With the help of some all-star collaborators like long-time producer Marius de Vries, actors Helena Bonham Carter, Carrie Fisher and William Shatner, Austrian coloratura soprano Anna Prohaska and a pleasantly surprising appearance Florence Welch from Florence + the Machine, Wainwright has put together an album that is incredibly balanced while pushing the boundaries of conventional record-making.

Some of the tracks on the album are mere readings of the sonnets over a faint melodic line. This allows for the words to land quite directly, especially if you don’t know what the album is like conceptually. In fact, Wainwright’s vocals are as sparse as you can image for someone whose name is on the album cover. His integral role is rather in the conceptualizing, adapting and crafting of the record.

“A Woman’s Face” (Sonnet 20) deservedly gets two consecutive renditions – a spoken delivery by Frally Hynes and an operatic one, on which Prohaska lends her vocals. And as if the album didn’t already carry that message across, Wainwright himself delivers a pop version of the same sonnet towards the end. The sonnet’s thematic importance to the album marks the way in which this record is most relevant to our contemporary times. The subject of ambiguity in sexuality and gender identity, while central, is treated as an innately beautiful manifestation of humanity – something that should not be repressed or altered. The fact that this sonnet receives a sung interpretations by both a female and a male vocalist further relates the strife for inclusiveness, and this is what makes Take All My Loves: 9 Shakespeare Sonnets a truly remarkable and momentous piece of contemporary music.

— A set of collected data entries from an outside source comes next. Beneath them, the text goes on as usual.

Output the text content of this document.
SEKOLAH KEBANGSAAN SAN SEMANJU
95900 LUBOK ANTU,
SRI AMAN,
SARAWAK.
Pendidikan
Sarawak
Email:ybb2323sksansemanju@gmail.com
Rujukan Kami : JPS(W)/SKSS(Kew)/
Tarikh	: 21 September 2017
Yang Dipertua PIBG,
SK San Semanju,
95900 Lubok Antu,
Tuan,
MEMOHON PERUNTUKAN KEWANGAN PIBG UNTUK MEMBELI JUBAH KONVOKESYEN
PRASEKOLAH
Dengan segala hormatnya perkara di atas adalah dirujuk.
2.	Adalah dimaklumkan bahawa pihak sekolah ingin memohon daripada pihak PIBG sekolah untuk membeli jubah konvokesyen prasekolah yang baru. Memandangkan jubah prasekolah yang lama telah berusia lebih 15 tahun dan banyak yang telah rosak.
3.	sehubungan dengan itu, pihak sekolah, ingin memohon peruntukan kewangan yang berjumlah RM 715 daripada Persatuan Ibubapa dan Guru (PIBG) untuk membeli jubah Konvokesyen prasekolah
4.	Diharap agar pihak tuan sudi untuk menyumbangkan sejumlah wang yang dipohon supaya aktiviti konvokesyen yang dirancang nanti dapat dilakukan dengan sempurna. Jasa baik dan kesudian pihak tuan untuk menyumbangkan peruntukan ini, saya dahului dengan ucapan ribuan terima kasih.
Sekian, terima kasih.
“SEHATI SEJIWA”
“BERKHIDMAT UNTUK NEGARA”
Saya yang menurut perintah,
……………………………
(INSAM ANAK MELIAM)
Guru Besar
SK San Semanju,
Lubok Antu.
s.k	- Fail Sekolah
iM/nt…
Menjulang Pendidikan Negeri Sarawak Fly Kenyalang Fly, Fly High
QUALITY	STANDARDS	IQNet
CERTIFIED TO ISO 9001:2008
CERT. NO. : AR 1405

“Unperfect Actor” (Sonnet 23) is perhaps the most remarkable endeavor musically. Featuring actress Helena Bonham Carter, musician Fiora Cutler and Wainwright’s sister Martha Wainwright, the song unfolds into an epic rhapsody with the grandeur and theatricality of an A-list rock opera. Wainwright’s project has not lack of variety. The Florence Welch track “When in Disgrace with Fortune and Men’s Eyes” (Sonnet 29) is elevating and musically intriguing in a completely different way from “Unperfect Actor.” With a more subdued sound than even what we are used to hearing from Florence + the Machine, the track is driven primarily by Welch’s ethereal vocals rather than an overwhelming accompaniment. Both songs, however, reveal the singer/songwriter’s incredible ability to bring out the most suitable emotional and musical charge for each track.

Take All My Loves: 9 Shakespeare Sonnets is playful and clever. It places the listener in the sweet spot between spoken words and music, vacillating between the two but also deliberately exploring what each has to offer.